Trouble in K.C.: The defense is not getting any better, the offensive line is suddenly not looking very good, and some of those risky throws are coming back to bite Patrick Mahomes. There’s a little more margin for error in the AFC than there is in the NFC, but right now the Chiefs' problems run deeper than the injuries to their receiving corps (which, by the way, had Tyreek Hill back on Sunday).

Vikings Are Here to Stay: They’re the best team in the NFC North, and they’ve already taken their licks at Chicago and Green Bay. The schedule works in their favor. Get back on the bandwagon while there’s still room.

Cowboys Will Be Fine: Relax. If you want to fire Jason Garrett, you're either nine months too late or three months too early. A bunch of goobers wrote the Jets off when they shouldn’t have, and the Cowboys had to play a decent team, on the road, without their starting tackles. The Eagles certainly haven’t pulled away in the NFC East. Dallas will be in it all year.

The Unsinkable Kyle Allen: Unbeaten on two continents! He’s a beautiful complement to a McCaffrey-based offense and resurrected, dominant defense for Carolina. But is he better than a healthy Cam Newton? As the Brits would say: no.

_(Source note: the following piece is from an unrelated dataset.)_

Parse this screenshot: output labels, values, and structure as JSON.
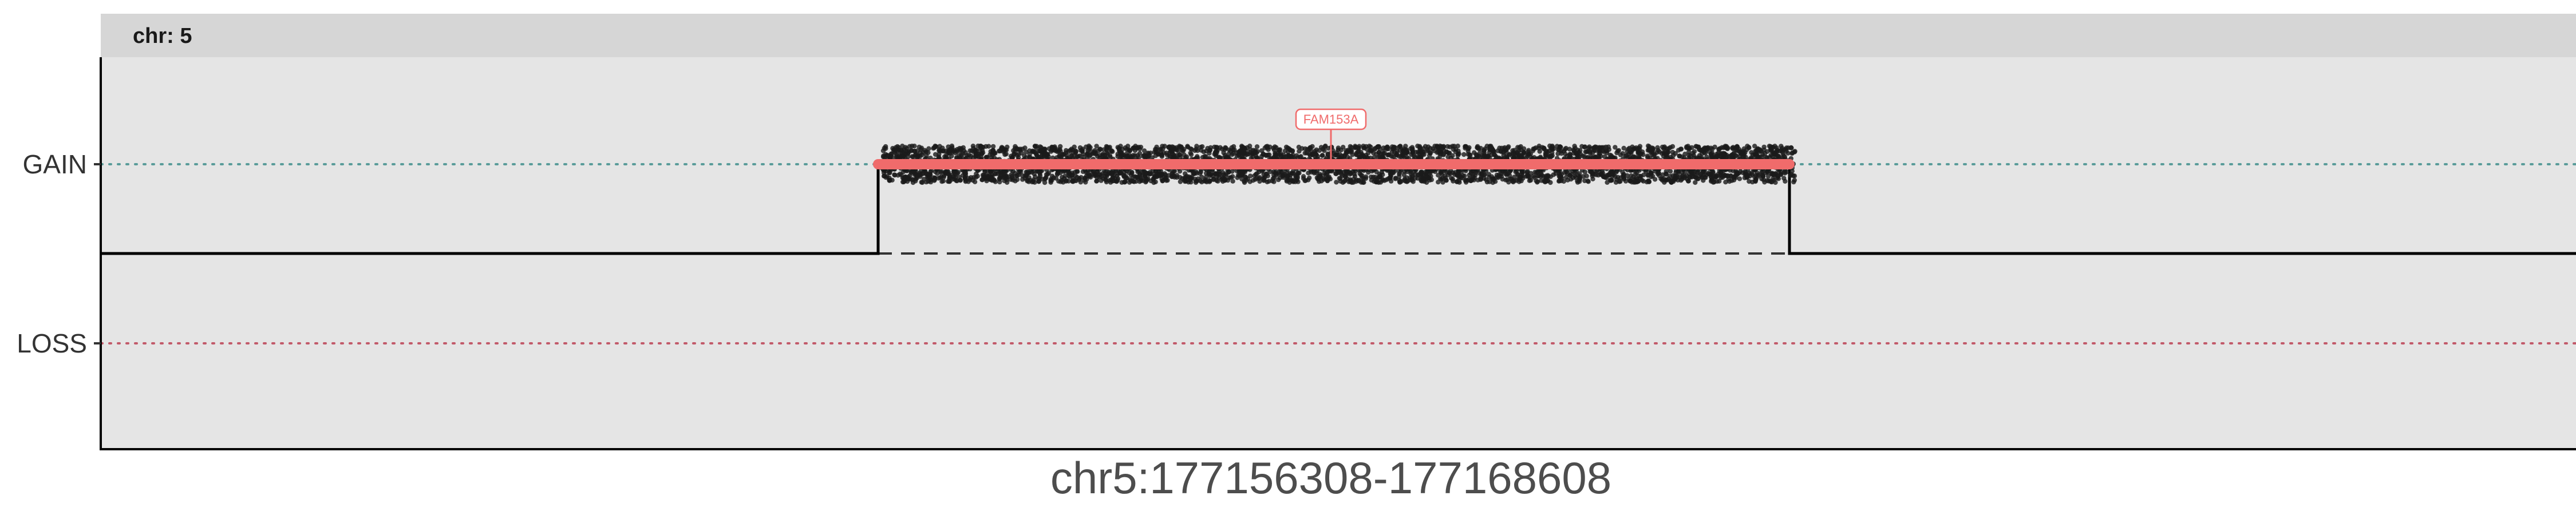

Here Come the Texans!: Right? This time? The offensive line is finally improving, they probably won’t drop multiple touchdowns most weeks, and the pass rush is still there. The secondary is a potential Achilles’ heel, but that’s life, everyone has a weakness. You could call them the second-best team in the AFC and no one would have you committed.

Robert Saleh Is Three Months Away From Becoming a Head Coach: The 49ers defensive coordinator has arrived.

The Dolphins’ Struggles Were All Josh Rosen’s Fault: And now FitzMagic is back, so, fine, whatever. The Dolphins remain an abomination.

Mike Vrabel’s Moustache: Is O.K., I guess.